In a typical chip-to-chip assembly, the optical chips need to have a direct path for thermal heat dissipation. Laser diodes in particular dissipate power that must be evacuated to avoid performance degradation. The need for heat dissipating support structures prevents the mounting of optical chips onto compliant structures that allow for chip movement or chip location adjustability. Instead of a compliant structure, these chips are mounted directly to a heat sinking substrate, typically via a pick-and-place assembly in which the locations of the chips have already been pre-programmed. Because the chips are usually assembled first into the device and their position accuracy is dependant on the dimensional accuracy of various components and the accuracy of the placement process, the free space optics coupling beams between chips must be positioned based on the actual locations of the chips.

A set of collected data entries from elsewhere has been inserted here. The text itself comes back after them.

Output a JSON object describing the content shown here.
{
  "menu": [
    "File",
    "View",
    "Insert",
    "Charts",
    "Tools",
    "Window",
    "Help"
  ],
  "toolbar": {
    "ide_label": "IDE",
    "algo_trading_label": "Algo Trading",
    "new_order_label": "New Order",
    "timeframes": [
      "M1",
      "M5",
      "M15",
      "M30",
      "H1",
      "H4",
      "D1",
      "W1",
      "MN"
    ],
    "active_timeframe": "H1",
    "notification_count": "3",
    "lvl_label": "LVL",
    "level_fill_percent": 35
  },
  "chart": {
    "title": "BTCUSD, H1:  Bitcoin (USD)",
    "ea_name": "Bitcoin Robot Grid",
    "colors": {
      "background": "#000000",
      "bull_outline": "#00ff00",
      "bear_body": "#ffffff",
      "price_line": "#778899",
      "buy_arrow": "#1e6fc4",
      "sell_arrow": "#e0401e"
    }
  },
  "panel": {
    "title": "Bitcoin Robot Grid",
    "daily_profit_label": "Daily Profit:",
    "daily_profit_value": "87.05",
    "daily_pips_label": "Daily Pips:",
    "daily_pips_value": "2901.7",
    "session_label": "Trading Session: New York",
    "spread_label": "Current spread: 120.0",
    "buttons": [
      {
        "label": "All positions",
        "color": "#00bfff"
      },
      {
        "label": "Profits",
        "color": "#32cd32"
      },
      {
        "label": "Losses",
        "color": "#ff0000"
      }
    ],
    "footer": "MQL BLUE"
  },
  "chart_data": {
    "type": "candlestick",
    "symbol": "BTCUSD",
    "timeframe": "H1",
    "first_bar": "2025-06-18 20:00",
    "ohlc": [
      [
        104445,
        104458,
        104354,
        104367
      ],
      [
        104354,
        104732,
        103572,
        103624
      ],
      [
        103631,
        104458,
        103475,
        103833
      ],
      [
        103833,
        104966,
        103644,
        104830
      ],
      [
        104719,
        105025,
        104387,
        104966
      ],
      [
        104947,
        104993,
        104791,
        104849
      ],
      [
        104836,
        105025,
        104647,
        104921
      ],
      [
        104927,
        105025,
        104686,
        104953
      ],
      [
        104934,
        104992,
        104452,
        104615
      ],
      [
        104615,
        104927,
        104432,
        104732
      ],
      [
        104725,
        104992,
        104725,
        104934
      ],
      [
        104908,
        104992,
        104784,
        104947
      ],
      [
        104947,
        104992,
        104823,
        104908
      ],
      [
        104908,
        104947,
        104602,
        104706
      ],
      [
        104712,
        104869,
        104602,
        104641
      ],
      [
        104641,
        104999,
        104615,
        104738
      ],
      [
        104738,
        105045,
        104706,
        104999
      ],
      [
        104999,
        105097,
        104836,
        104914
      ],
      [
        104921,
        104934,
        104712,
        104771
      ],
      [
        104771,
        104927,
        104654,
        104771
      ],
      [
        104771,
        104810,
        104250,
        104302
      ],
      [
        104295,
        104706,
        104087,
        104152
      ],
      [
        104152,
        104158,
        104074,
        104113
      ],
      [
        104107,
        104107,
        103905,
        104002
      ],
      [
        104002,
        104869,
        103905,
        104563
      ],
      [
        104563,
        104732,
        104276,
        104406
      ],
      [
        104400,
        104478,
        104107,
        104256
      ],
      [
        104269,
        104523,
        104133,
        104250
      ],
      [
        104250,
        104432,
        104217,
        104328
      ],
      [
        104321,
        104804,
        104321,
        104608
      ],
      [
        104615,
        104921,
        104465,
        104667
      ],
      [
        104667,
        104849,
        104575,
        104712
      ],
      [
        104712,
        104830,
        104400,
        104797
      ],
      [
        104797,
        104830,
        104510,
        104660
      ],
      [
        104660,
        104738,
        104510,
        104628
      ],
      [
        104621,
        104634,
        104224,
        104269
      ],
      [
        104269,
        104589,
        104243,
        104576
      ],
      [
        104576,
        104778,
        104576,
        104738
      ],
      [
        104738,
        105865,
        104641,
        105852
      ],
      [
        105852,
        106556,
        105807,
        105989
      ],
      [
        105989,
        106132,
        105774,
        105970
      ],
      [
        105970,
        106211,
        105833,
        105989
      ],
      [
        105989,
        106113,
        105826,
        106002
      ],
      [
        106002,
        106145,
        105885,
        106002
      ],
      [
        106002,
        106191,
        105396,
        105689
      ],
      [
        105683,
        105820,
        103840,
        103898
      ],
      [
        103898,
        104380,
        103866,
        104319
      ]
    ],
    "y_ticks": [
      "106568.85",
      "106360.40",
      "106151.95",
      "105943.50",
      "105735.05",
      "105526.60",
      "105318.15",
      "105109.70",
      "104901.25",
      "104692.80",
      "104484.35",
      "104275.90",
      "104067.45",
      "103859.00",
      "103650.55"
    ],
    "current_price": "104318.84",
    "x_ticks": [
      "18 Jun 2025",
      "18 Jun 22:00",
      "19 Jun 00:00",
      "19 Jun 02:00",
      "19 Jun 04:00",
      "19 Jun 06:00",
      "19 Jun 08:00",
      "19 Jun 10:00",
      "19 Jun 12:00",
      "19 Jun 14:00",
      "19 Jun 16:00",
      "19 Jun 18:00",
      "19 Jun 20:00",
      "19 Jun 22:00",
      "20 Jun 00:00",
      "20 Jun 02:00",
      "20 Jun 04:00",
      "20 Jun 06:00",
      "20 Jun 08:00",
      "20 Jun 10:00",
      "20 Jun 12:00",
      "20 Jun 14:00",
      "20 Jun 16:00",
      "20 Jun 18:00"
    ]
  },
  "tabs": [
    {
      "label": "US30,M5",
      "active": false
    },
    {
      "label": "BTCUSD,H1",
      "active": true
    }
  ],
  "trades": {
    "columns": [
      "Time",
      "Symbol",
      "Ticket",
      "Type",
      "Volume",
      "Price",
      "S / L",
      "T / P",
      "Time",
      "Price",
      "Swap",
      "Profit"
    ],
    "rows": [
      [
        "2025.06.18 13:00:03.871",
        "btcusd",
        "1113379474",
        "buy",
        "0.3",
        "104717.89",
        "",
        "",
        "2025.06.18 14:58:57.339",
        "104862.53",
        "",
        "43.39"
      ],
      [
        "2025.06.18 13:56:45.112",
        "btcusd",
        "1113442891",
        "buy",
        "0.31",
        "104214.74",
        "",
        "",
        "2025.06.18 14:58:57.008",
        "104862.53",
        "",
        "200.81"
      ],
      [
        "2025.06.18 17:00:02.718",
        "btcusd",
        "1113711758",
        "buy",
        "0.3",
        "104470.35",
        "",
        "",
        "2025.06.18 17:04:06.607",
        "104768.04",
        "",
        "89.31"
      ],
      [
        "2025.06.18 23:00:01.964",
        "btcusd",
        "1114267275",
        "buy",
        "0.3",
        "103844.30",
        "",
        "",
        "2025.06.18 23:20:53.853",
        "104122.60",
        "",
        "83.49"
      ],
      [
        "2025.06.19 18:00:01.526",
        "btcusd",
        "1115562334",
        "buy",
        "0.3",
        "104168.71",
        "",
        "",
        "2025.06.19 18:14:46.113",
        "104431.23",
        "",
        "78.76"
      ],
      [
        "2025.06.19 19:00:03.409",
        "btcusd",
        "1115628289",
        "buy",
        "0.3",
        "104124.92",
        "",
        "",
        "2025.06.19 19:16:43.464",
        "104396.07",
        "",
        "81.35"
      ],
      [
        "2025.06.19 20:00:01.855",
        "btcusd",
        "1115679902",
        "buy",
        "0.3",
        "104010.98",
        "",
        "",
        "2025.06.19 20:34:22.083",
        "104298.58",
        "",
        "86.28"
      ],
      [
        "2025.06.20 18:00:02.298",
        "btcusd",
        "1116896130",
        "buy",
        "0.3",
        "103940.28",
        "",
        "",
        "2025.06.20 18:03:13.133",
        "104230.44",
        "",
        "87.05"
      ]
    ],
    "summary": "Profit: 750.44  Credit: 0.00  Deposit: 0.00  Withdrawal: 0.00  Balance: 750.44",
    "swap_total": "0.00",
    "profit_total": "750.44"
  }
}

So, not only are the free space optics positioned to receive the optical beam from the actual location of a first chip, these optics are positioned to focus that optical beam onto the actual location of the second chip. If, during assembly, the free space optical components are shifting from their optimal positions, chip-to-chip coupling efficiency is greatly reduced and device performance will be severely hampered. Such misplacement or misalignment of the free space optics can result from numerous factors, including inaccurate initial optical components placement due, for example, to accuracy limitations of the pick-and-place assembly tooling. Misalignment may also be affected by process shifts such as post-weld shift or epoxy curing shift, e.g., the shifting of the optical component due to laser welding or epoxy curing that is typically used to affix these structures to a support substrate.
Some free space optics techniques using a combination of strong and weak lenses have been developed. Although somewhat well-suited for chip-to-chip coupling, these technologies are sub-optimal in that they require very precise alignments of all optical chips, which add considerably to the fabrication cost. Using strong and weak lenses also results in rather bulky optical devices.
FIG. 1 shows a side view of an existing strong and weak lens coupling apparatus 100. Two waveguides, one of a laser diode 102 and the other of a modulator 104, are coupled together through a strong lens 106 and a weak lens 108. The strong lens 106 and the weak lens 108 form a free space optics system 109. An optical isolator 110 is placed in the optical path between the two lenses 106 and 108 to prevent back-reflected light from entering the laser diode 102.
The ratio of the displacement of the beam waist to the displacement of the strong lens 106 is large, by design. Also, the ratio of the displacement of the beam waist to the displacement of the weak lens 108 is small (i.e., large lens motion→small beam waist motion). In other words, the movement of the weak lens 108 has a lesser effect on the location of the focused optical beam from the laser 102 than does the movement of the strong lens 106. The laser diode 102 and the modulator 104 are mounted on their own submounts 112 and 114, respectively. The strong lens 106 and the isolator 110 may be mounted on micro-flexure 116 and the weak lens 108 on a micro-flexure 118. The two micro flexures 116 and 118 are attached to a weld plate 120.
The assembly process for the device 100 is typically as follows. The submounts 112 and 114 and the chips 102 and 104 are bonded to the substrate at substantially predefined locations. The strong and weak lenses 106, 108, respectively, are aligned simultaneously and the coupling between the two waveguide (chips) is maximized. The alignment step is complicated, because alignment must be optimized for 6 degrees of freedom, all at once. After alignment, the strong lens 106 is attached, and any shift of the strong lens 106 during the attachment process, i.e., post-weld shift, will shift the focus point of the system 109, thereby significantly reducing the coupling efficiency. The weak lens 108 is then realigned so that the focus point is re-centered on the coupled waveguide (a modulator for example) 104, so coupling efficiency is improved. This process may or may not achieve maximum coupling between the devices 102 and 104, however. The misalignment of the strong lens 106 may permanently degrade beam coupling. In any event, after the re-centering, the weak lens 108 is then attached. And, here, a shift of the weak lens 108 would result in an additional shift of the focus point and further coupling loss. In part because the lens 106 and 108 have curved surfaces, for either of the lens the amount of focus point shift as a result of lateral movement of the lens is substantial.